The agreement targets at least 5mn t/yr of CO2 capture and storage capacity by 2030. The scope of the agreement includes a CO2 shipping and logistics study, geophysical and geomechanical modelling, reservoir simulation and containment research while exploring the application of advanced technologies, including artificial intelligence, to enhance storage capacity, Petronas said.

Malaysia has a target of net zero emissions by 2050. Petronas is a member of Malaysia's National Energy Transition Roadmap committee, which has identified CCS as one of six energy transition levers to enable the country to be sustainable, low-carbon and resilient.

In line with this, Petronas has signed multiple deals with foreign firms to jointly develop CCS projects with Malaysia, including Japanese firms Jera, Mitsui, and Japex.

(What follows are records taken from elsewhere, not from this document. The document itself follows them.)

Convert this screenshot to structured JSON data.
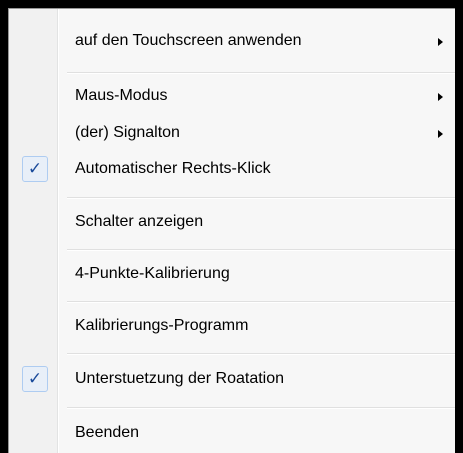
{
  "menu": {
    "items": [
      {
        "label": "auf den Touchscreen anwenden",
        "submenu": true,
        "checked": false
      },
      {
        "label": "Maus-Modus",
        "submenu": true,
        "checked": false
      },
      {
        "label": "(der) Signalton",
        "submenu": true,
        "checked": false
      },
      {
        "label": "Automatischer Rechts-Klick",
        "submenu": false,
        "checked": true
      },
      {
        "label": "Schalter anzeigen",
        "submenu": false,
        "checked": false
      },
      {
        "label": "4-Punkte-Kalibrierung",
        "submenu": false,
        "checked": false
      },
      {
        "label": "Kalibrierungs-Programm",
        "submenu": false,
        "checked": false
      },
      {
        "label": "Unterstuetzung der Roatation",
        "submenu": false,
        "checked": true
      },
      {
        "label": "Beenden",
        "submenu": false,
        "checked": false
      }
    ],
    "check_glyph": "✓",
    "colors": {
      "background": "#f7f7f7",
      "check_box_fill": "#e8eff8",
      "check_box_border": "#aeccf1",
      "check_mark": "#1a4a9a"
    }
  }
}
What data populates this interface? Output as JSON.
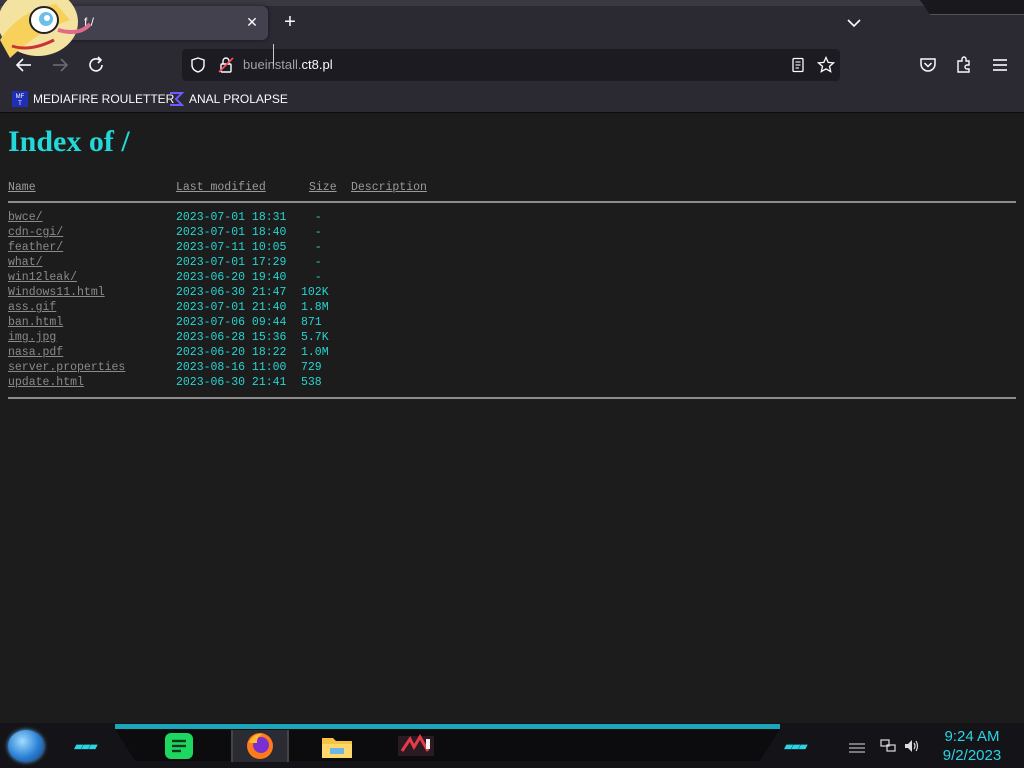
{
  "browser": {
    "tab": {
      "title": "f /"
    },
    "url": {
      "subdomain": "bueinstall.",
      "domain": "ct8.pl"
    },
    "bookmarks": [
      {
        "label": "MEDIAFIRE ROULETTER",
        "icon": "mediafire-icon"
      },
      {
        "label": "ANAL PROLAPSE",
        "icon": "sigma-icon"
      }
    ]
  },
  "page": {
    "heading": "Index of /",
    "columns": {
      "name": "Name",
      "last_modified": "Last modified",
      "size": "Size",
      "description": "Description"
    },
    "rows": [
      {
        "name": "bwce/",
        "date": "2023-07-01 18:31",
        "size": "  -"
      },
      {
        "name": "cdn-cgi/",
        "date": "2023-07-01 18:40",
        "size": "  -"
      },
      {
        "name": "feather/",
        "date": "2023-07-11 10:05",
        "size": "  -"
      },
      {
        "name": "what/",
        "date": "2023-07-01 17:29",
        "size": "  -"
      },
      {
        "name": "win12leak/",
        "date": "2023-06-20 19:40",
        "size": "  -"
      },
      {
        "name": "Windows11.html",
        "date": "2023-06-30 21:47",
        "size": "102K"
      },
      {
        "name": "ass.gif",
        "date": "2023-07-01 21:40",
        "size": "1.8M"
      },
      {
        "name": "ban.html",
        "date": "2023-07-06 09:44",
        "size": "871"
      },
      {
        "name": "img.jpg",
        "date": "2023-06-28 15:36",
        "size": "5.7K"
      },
      {
        "name": "nasa.pdf",
        "date": "2023-06-20 18:22",
        "size": "1.0M"
      },
      {
        "name": "server.properties",
        "date": "2023-08-16 11:00",
        "size": "729"
      },
      {
        "name": "update.html",
        "date": "2023-06-30 21:41",
        "size": "538"
      }
    ]
  },
  "taskbar": {
    "apps": [
      "spotify-icon",
      "firefox-icon",
      "file-explorer-icon",
      "game-app-icon"
    ],
    "clock": {
      "time": "9:24 AM",
      "date": "9/2/2023"
    },
    "accent": "#2ad4e4"
  }
}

Petronas is also involved in cross-border projects with South Korean firms.

Malaysia has a geological abundance of deep saline aquifer reservoirs, which should allow for the development of large-scale, permanent CO2 storage solutions. This latest agreement will significantly accelerate regional deployment of CCS and if successful, will lay the foundations for a regional CCS hub that serves both domestic and international emitters, Petronas added.